Au regard de l’implication des salariés de la propreté et des difficultés conjoncturelles nous avons, depuis de nombreux mois, décidé d’inscrire à notre agenda social la question des salaires et des prix de vente pour revaloriser les « travailleurs de la 2nde ligne » (la 1ère ligne étant le personnel médical). À ce titre, permettez-moi de souligner la revalorisation des salaires de + 3% du Smic et de la prime annuelle de + 50% sur 2 ans (doublé en 5 ans). L’ensemble de cette démarche sera accompagnée d’une nouvelle Conférence de Progrès sur le travail en journée et/ou en continu pour laquelle nous avons sollicité un parrainage du gouvernement. Elle réunira entreprises, représentants des salariés, experts, élus mais aussi des clients privés et publics.

Les donneurs d’ordres, publics notamment, sont-ils prêts à accepter des prix de prestations à la hausse ?

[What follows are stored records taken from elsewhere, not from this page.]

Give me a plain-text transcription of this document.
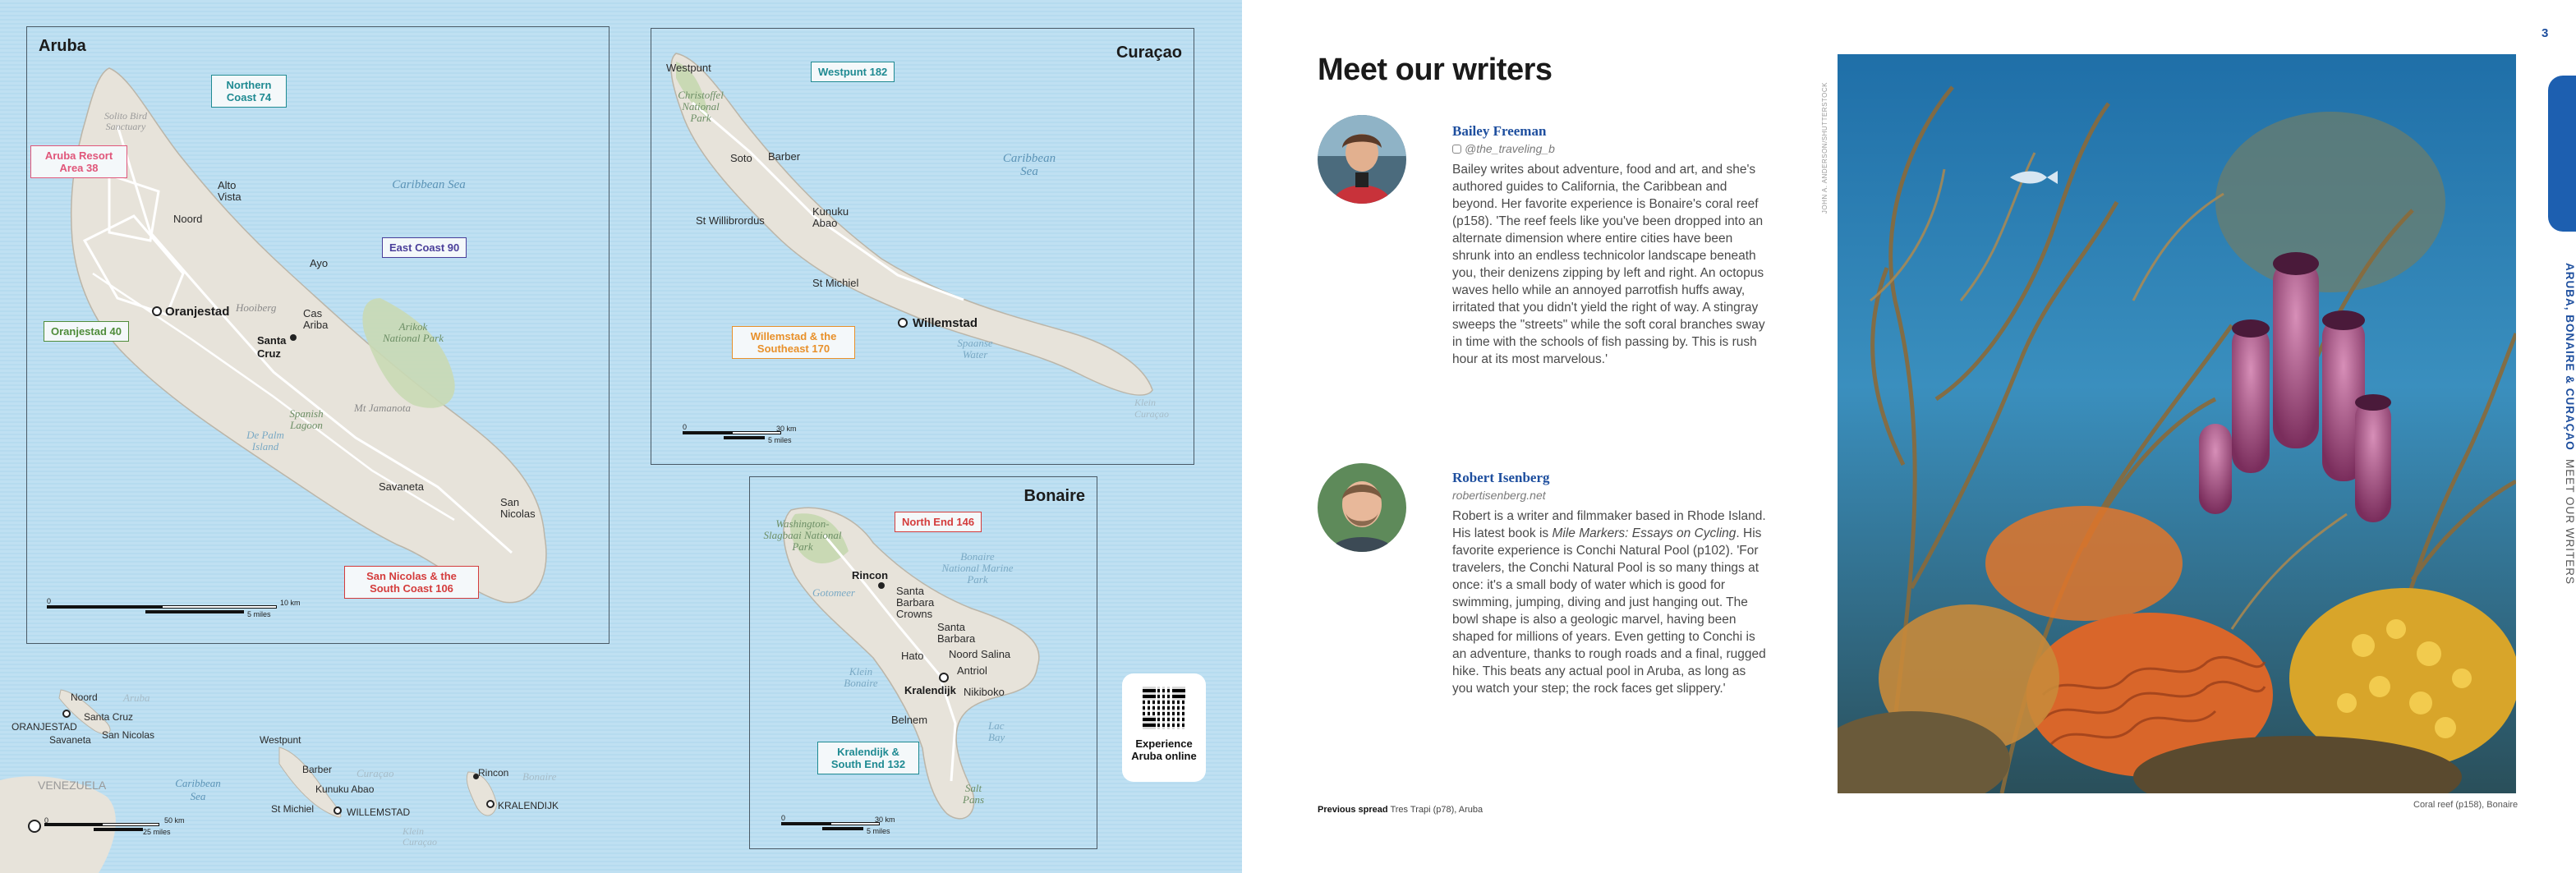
Aruba
Solito Bird Sanctuary
Northern Coast 74
Aruba Resort Area 38
Alto Vista
Noord
Caribbean Sea
East Coast 90
Ayo
Oranjestad Hooiberg	Cas Ariba
Oranjestad 40
Santa Cruz
Arikok National Park
Spanish Lagoon
Mt Jamanota
De Palm Island
Savaneta
San Nicolas
San Nicolas & the South Coast 106
0	10 km
5 miles
Curaçao
Westpunt	Westpunt 182
Christoffel National Park
Soto Barber	Caribbean Sea
St Willibrordus
Kunuku Abao
St Michiel
Willemstad
Spaanse Water
Willemstad & the Southeast 170
Klein Curaçao
0	30 km
5 miles
Bonaire
Washington-Slagbaai National Park
North End 146
Rincon
Bonaire National Marine Park
Gotomeer	Santa Barbara Crowns
Santa Barbara
Noord Salina
Hato
Antriol
Klein Bonaire
Kralendijk Nikiboko
Belnem	Lac Bay
Kralendijk & South End 132
Salt Pans
0	30 km
5 miles
Noord Aruba
ORANJESTAD
Santa Cruz
Savaneta San Nicolas
VENEZUELA	Caribbean Sea
Westpunt
Barber Curaçao
Kunuku Abao
St Michiel	WILLEMSTAD
Klein Curaçao
Rincon Bonaire
KRALENDIJK
0	50 km
25 miles
Experience Aruba online
Meet our writers
Bailey Freeman
@the_traveling_b
Bailey writes about adventure, food and art, and she's authored guides to California, the Caribbean and beyond. Her favorite experience is Bonaire's coral reef (p158). 'The reef feels like you've been dropped into an alternate dimension where entire cities have been shrunk into an endless technicolor landscape beneath you, their denizens zipping by left and right. An octopus waves hello while an annoyed parrotfish huffs away, irritated that you didn't yield the right of way. A stingray sweeps the "streets" while the soft coral branches sway in time with the schools of fish passing by. This is rush hour at its most marvelous.'
Robert Isenberg
robertisenberg.net
Robert is a writer and filmmaker based in Rhode Island. His latest book is Mile Markers: Essays on Cycling. His favorite experience is Conchi Natural Pool (p102). 'For travelers, the Conchi Natural Pool is so many things at once: it's a small body of water which is good for swimming, jumping, diving and just hanging out. The bowl shape is also a geologic marvel, having been shaped for millions of years. Even getting to Conchi is an adventure, thanks to rough roads and a final, rugged hike. This beats any actual pool in Aruba, as long as you watch your step; the rock faces get slippery.'
Previous spread Tres Trapi (p78), Aruba
JOHN A. ANDERSON/SHUTTERSTOCK
Coral reef (p158), Bonaire
3
ARUBA, BONAIRE & CURAÇAO
MEET OUR WRITERS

Ce n’est pas tant une question de prix que de vision. Demain, comme hier, le déconfinement invitera les Français à revenir sur leurs lieux de travail. Pour travailler dans des environnements sains, la prestation de propreté n’est plus nécessaire mais indispensable et notre savoir-faire un atout stratégique. Or, la revalorisation des salaires ne se fera pas sans la révision des prix : unique levier d’action. Si le télétravail présente de nombreux avantages, il induit plusieurs inconvénients majeurs et des conséquences en cascade pour tous les métiers, notamment de service, qui gravitent autour de l’entreprise. Pour le secteur de la propreté, on estime à environ 25% de présence en moins dans les bureaux ce qui, pour nos entreprises se traduira par une baisse d’activité et à terme une destruction de l’emploi.

Le questeur de l’Assemblée nationale a précisé qu’il était en « plein dialogue avec la Cgt et la Fep pour soumettre des progrès importants », qu’en est-il ? Sur quels points portent ces discussions ?

Depuis 2017, le fonctionnement de l’Assemblée nationale a évolué sous l’impulsion de ses présidents successifs. C’est dans cette démarche que le questeur Florian Bachelier a contacté la Fep pour avoir d’une part des informations sur les caractéristiques de nos métiers mais également voir comment la questure pouvait améliorer ses appels d’offres et in fine les conditions de travail des agents de propreté des entreprises intervenant au Palais Bourbon. Dans cette démarche constructive, la Fep est en contact direct et permanent avec les entreprises détentrices des marchés en question, qui d’un coup d’un seul se sont retrouvées sous le feu des projecteurs.